Les Soviets ont de l'humour
Oui, bon ça, on le savait déjà. Après avoir vu des films comme Coeur de chien, ou Kin-Dza-Dza, ainsi que les films de Gaidai, on ne doutait plus de la capacité des films soviétiques à faire rire. Mais de Gaidai à Bortko, il s'agissait d'un humour très démonstratif, parfois un peu lourdingue, qui connaissait quand même quelques revers.
Ce que l'on savait moins en revanche (notez l'utilisation subtile de l'impersonnel pour parler de moi), c'est leur maîtrise absolue de l'absurde pince-sans-rire. On rit beaucoup devant Gorod Zero, vraiment beaucoup, ne serait-ce que devant la mine de ce pauvre gars embarqué dans des événements inexplicables et insolites.
Dès les premières scènes du film, le ton du film est donné. Notre ingénieur rentre dans un bureau où il est accueilli par une secrétaire entièrement dénudée (tu la sens la perestroika là ? du nichon de qualité dans un film soviétique, ça le rend plus attrayant encore). Le bougre est décontenancé et gardera cette mine défaite tout le long du film, où il sera impliqué dans des événements plus absurdes les uns que les autres.

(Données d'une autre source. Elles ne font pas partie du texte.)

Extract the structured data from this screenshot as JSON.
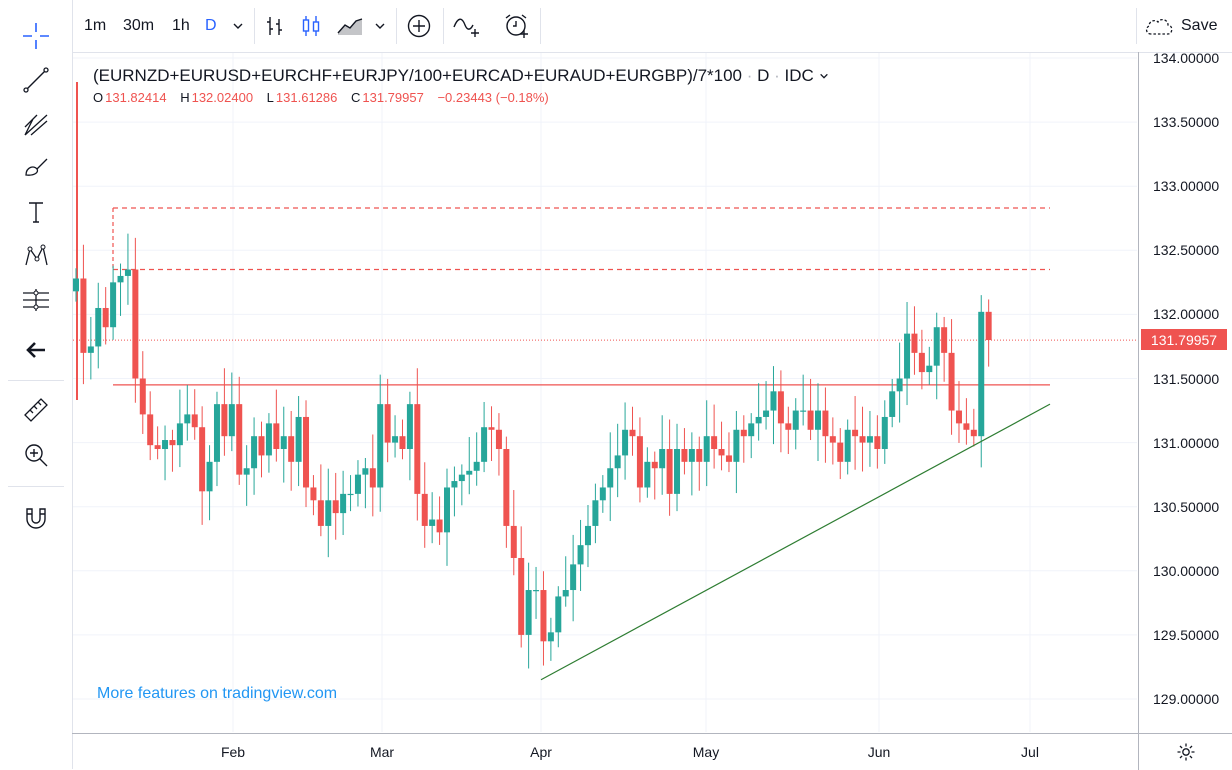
{
  "toolbar": {
    "intervals": [
      "1m",
      "30m",
      "1h",
      "D"
    ],
    "active_interval": "D",
    "save_label": "Save"
  },
  "left_tools": [
    "crosshair-icon",
    "trend-line-icon",
    "fib-icon",
    "brush-icon",
    "text-icon",
    "pattern-icon",
    "measure-icon",
    "back-arrow-icon",
    "ruler-icon",
    "zoom-in-icon",
    "magnet-icon"
  ],
  "legend": {
    "symbol": "(EURNZD+EURUSD+EURCHF+EURJPY/100+EURCAD+EURAUD+EURGBP)/7*100",
    "interval": "D",
    "source": "IDC",
    "open_label": "O",
    "open": "131.82414",
    "high_label": "H",
    "high": "132.02400",
    "low_label": "L",
    "low": "131.61286",
    "close_label": "C",
    "close": "131.79957",
    "change": "−0.23443 (−0.18%)"
  },
  "watermark": "More features on tradingview.com",
  "last_price_label": "131.79957",
  "colors": {
    "up": "#26a69a",
    "down": "#ef5350",
    "trendline": "#2e7d32",
    "level": "#ef5350",
    "accent": "#2962ff"
  },
  "chart_data": {
    "type": "candlestick",
    "ylim": [
      128.75,
      134.1
    ],
    "y_ticks": [
      "129.00000",
      "129.50000",
      "130.00000",
      "130.50000",
      "131.00000",
      "131.50000",
      "132.00000",
      "132.50000",
      "133.00000",
      "133.50000",
      "134.00000"
    ],
    "x_ticks": [
      "Feb",
      "Mar",
      "Apr",
      "May",
      "Jun",
      "Jul"
    ],
    "candles_close": [
      132.28,
      131.7,
      131.75,
      132.05,
      131.9,
      132.25,
      132.3,
      132.35,
      131.5,
      131.22,
      130.98,
      130.95,
      131.02,
      130.98,
      131.15,
      131.22,
      131.12,
      130.62,
      130.85,
      131.3,
      131.05,
      131.3,
      130.75,
      130.8,
      131.05,
      130.9,
      131.15,
      130.95,
      131.05,
      130.85,
      131.2,
      130.65,
      130.55,
      130.35,
      130.55,
      130.45,
      130.6,
      130.6,
      130.75,
      130.8,
      130.65,
      131.3,
      131.0,
      131.05,
      130.95,
      131.3,
      130.6,
      130.35,
      130.4,
      130.3,
      130.65,
      130.7,
      130.75,
      130.78,
      130.85,
      131.12,
      131.1,
      130.95,
      130.35,
      130.1,
      129.5,
      129.85,
      129.85,
      129.45,
      129.52,
      129.8,
      129.85,
      130.05,
      130.2,
      130.35,
      130.55,
      130.65,
      130.8,
      130.9,
      131.1,
      131.05,
      130.65,
      130.85,
      130.8,
      130.95,
      130.6,
      130.95,
      130.85,
      130.95,
      130.85,
      131.05,
      130.95,
      130.9,
      130.85,
      131.1,
      131.05,
      131.15,
      131.2,
      131.25,
      131.4,
      131.15,
      131.1,
      131.25,
      131.25,
      131.1,
      131.25,
      131.05,
      131.0,
      130.85,
      131.1,
      131.05,
      131.0,
      131.05,
      130.95,
      131.2,
      131.4,
      131.5,
      131.85,
      131.7,
      131.55,
      131.6,
      131.9,
      131.7,
      131.25,
      131.15,
      131.1,
      131.05,
      132.02,
      131.8
    ],
    "last_close": 131.79957,
    "horizontal_levels": [
      {
        "value": 132.83,
        "style": "dashed"
      },
      {
        "value": 132.35,
        "style": "dashed"
      },
      {
        "value": 131.45,
        "style": "solid"
      }
    ],
    "trendline": {
      "from_date": "Apr 1",
      "from_value": 129.15,
      "to_date": "Jul 1",
      "to_value": 131.3
    }
  }
}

On n'est pas chez les Monty Python, en ce sens où l'absurde fonctionne ici par décalage entre un personnage vraisemblable et réel et des situations qui ne le sont absolument pas et où lequel notre héros est comme un référentiel de l'humour, ne comprenant pas ce qui lui arrive. C'est bien là que se joue tout l'aspect pince-sans-rire du film et participe beaucoup à sa réussite. L'ensemble est accompagné d'une rigueur formelle rare (des cadrages parfaits et des plans fourmillant de détails, preuve que Shakhnazarov n'est pas le dernier des abrutis) qui contrebalance à l'instar de notre protagoniste des scènes sans queue ni tête, mais parfaitement cohérentes entre elles. En fait, en rentrant dans la Ville zéro, le personnage ET le spectateur semblent rentrer dans une nouvelle dimension, plus permissive. Le parallèle avec le cinéma soviétique de l'époque, beaucoup moins censuré et où les cinéastes ont une vraie liberté d'expression, n'est jamais loin.
Seulement ce voyage barré, presque kafkaïen (on pense beaucoup au Procès de Welles) est l'occasion d'une rétrospective satirique sur l'histoire russe, esquintant dans une même énergie destructrice, communisme stalinien et propagande soviétique. La scène du musée, sorte de maison des horreurs de l'histoire russe (Sasory avec qui j'ai vu le film, me disait que ça ressemblait presque à l'Arche Russe de Sokourov) est à ce titre éloquente mais ce n'est pas la seule. Le film fonctionne beaucoup sur une galerie de personnages-vignettes loufoques, et notamment le nationaliste qui finit par se ridiculiser en public. Evidemment, les symboles politiques sont nombreux et parfois lourds. Mais la réussite du film se joue vraiment sur cette ambiance pince-sans-rire brillante qui flirte parfois avec le fantastique inquiétant. Et il y a une pointe de mélancolie audacieuse et inattendue sur la fin.